Pas de mesures de soutien annoncées. Pas de détails sur d’éventuelles indemnités au-delà du légal. La source ne précise pas non plus combien de postes ont été supprimés par entreprise — juste le chiffre global de 5 000 pour l’ensemble du secteur depuis le début de l’année.
Un Secteur Déjà Sous Pression, Maintenant Doublement Fragilisé
La crypto souffrait déjà avant cette vague. La valeur du bitcoin et des autres cryptomonnaies a subi des pressions financières importantes, et les entreprises cherchent à maintenir leur compétitivité sur un marché en déclin. L’IA arrive donc comme une solution à double tranchant : elle réduit les coûts à court terme, mais elle fragilise les équipes, érode la culture interne, et crée une instabilité sociale qui peut se retourner contre les boîtes elles-mêmes.
Les tensions internes montent. Quand une entreprise licencie massivement sans expliquer clairement pourquoi ni promettre quoi que ce soit aux survivants, ceux qui restent se demandent s’ils sont les prochains. La productivité chute. Les meilleurs partent avant d’être poussés. C’est un cercle vicieux que les directions de Block, Coinbase et Gemini vont devoir gérer — si ce n’est pas déjà le cas.

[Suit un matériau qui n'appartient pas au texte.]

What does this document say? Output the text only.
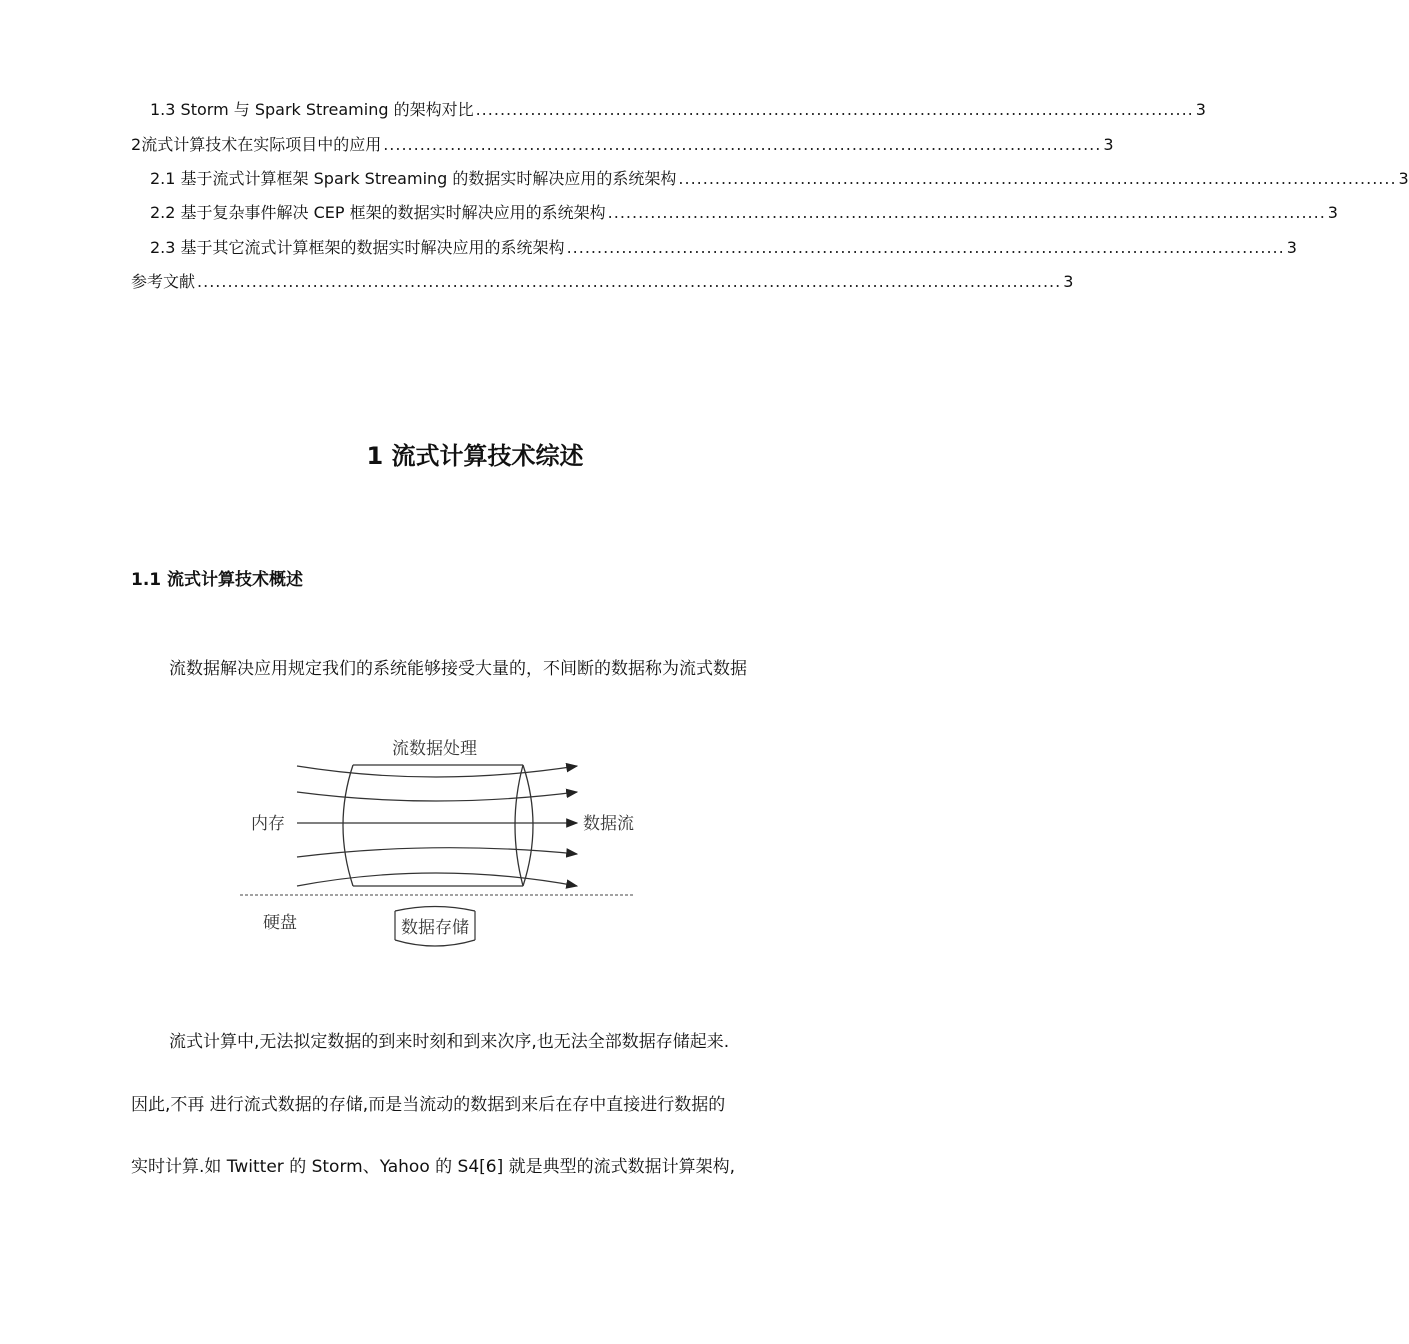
1.3 Storm 与 Spark Streaming 的架构对比 ...................................................................................................................... 3
2 流式计算技术在实际项目中的应用 ...................................................................................................................... 3
2.1 基于流式计算框架 Spark Streaming 的数据实时解决应用的系统架构 ...................................................................................................................... 3
2.2 基于复杂事件解决 CEP 框架的数据实时解决应用的系统架构 ...................................................................................................................... 3
2.3 基于其它流式计算框架的数据实时解决应用的系统架构 ...................................................................................................................... 3
参考文献 .............................................................................................................................................. 3
1 流式计算技术综述
1.1 流式计算技术概述
流数据解决应用规定我们的系统能够接受大量的，不间断的数据称为流式数据
流数据处理
内存	数据流
硬盘	数据存储
流式计算中,无法拟定数据的到来时刻和到来次序,也无法全部数据存储起来.
因此,不再 进行流式数据的存储,而是当流动的数据到来后在存中直接进行数据的
实时计算.如 Twitter 的 Storm、Yahoo 的 S4[6] 就是典型的流式数据计算架构,
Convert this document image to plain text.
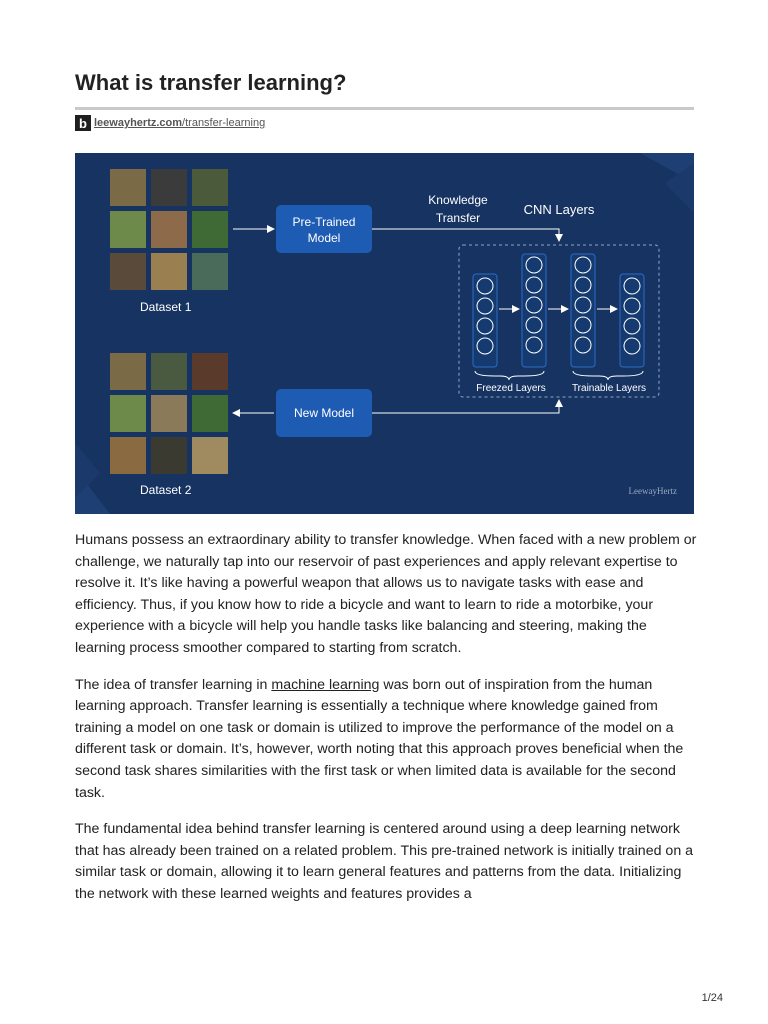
What is transfer learning?
b leewayhertz.com/transfer-learning
Dataset 1
Dataset 2
Pre-Trained
Model
New Model
Knowledge
Transfer
CNN Layers
Freezed Layers	Trainable Layers
LeewayHertz

Humans possess an extraordinary ability to transfer knowledge. When faced with a new problem or challenge, we naturally tap into our reservoir of past experiences and apply relevant expertise to resolve it. It’s like having a powerful weapon that allows us to navigate tasks with ease and efficiency. Thus, if you know how to ride a bicycle and want to learn to ride a motorbike, your experience with a bicycle will help you handle tasks like balancing and steering, making the learning process smoother compared to starting from scratch.

The idea of transfer learning in machine learning was born out of inspiration from the human learning approach. Transfer learning is essentially a technique where knowledge gained from training a model on one task or domain is utilized to improve the performance of the model on a different task or domain. It’s, however, worth noting that this approach proves beneficial when the second task shares similarities with the first task or when limited data is available for the second task.

The fundamental idea behind transfer learning is centered around using a deep learning network that has already been trained on a related problem. This pre-trained network is initially trained on a similar task or domain, allowing it to learn general features and patterns from the data. Initializing the network with these learned weights and features provides a

1/24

L’adoption de l’IA dans la crypto va continuer, c’est à peu près certain. La question n’est plus « est-ce que ça va arriver » mais « à quelle vitesse » et « qui paie le prix ». Pour l’instant, ce sont clairement les employés qui paient. Les 5 000 suppressions de postes depuis janvier 2026 dépassent tout ce qu’on avait vu lors du krach de 2022 — et l’année n’est pas terminée.
Les entreprises n’ont pas encore précisé si d’autres réductions sont prévues. Ça, c’est peut-être le détail le plus inquiétant de toute cette histoire.
Questions Fréquentes
Combien de postes ont été supprimés dans la crypto en 2026 ?
Plus de 5 000 postes ont été supprimés dans le secteur des cryptomonnaies depuis le début de l’année 2026, un chiffre qui dépasse les niveaux observés lors du krach de 2022.
Quelles entreprises crypto ont annoncé des licenciements massifs en 2026 ?
Block, Coinbase et Gemini sont les trois entreprises majeures au cœur de cette vague de licenciements, toutes trois invoquant l’intégration de l’intelligence artificielle dans leurs opérations.
Les employés licenciés bénéficient-ils de programmes de reconversion ?
Aucune des entreprises concernées n’a annoncé de mesures spécifiques — formation, fonds de transition ou partenariats — pour aider les travailleurs licenciés à se reconvertir.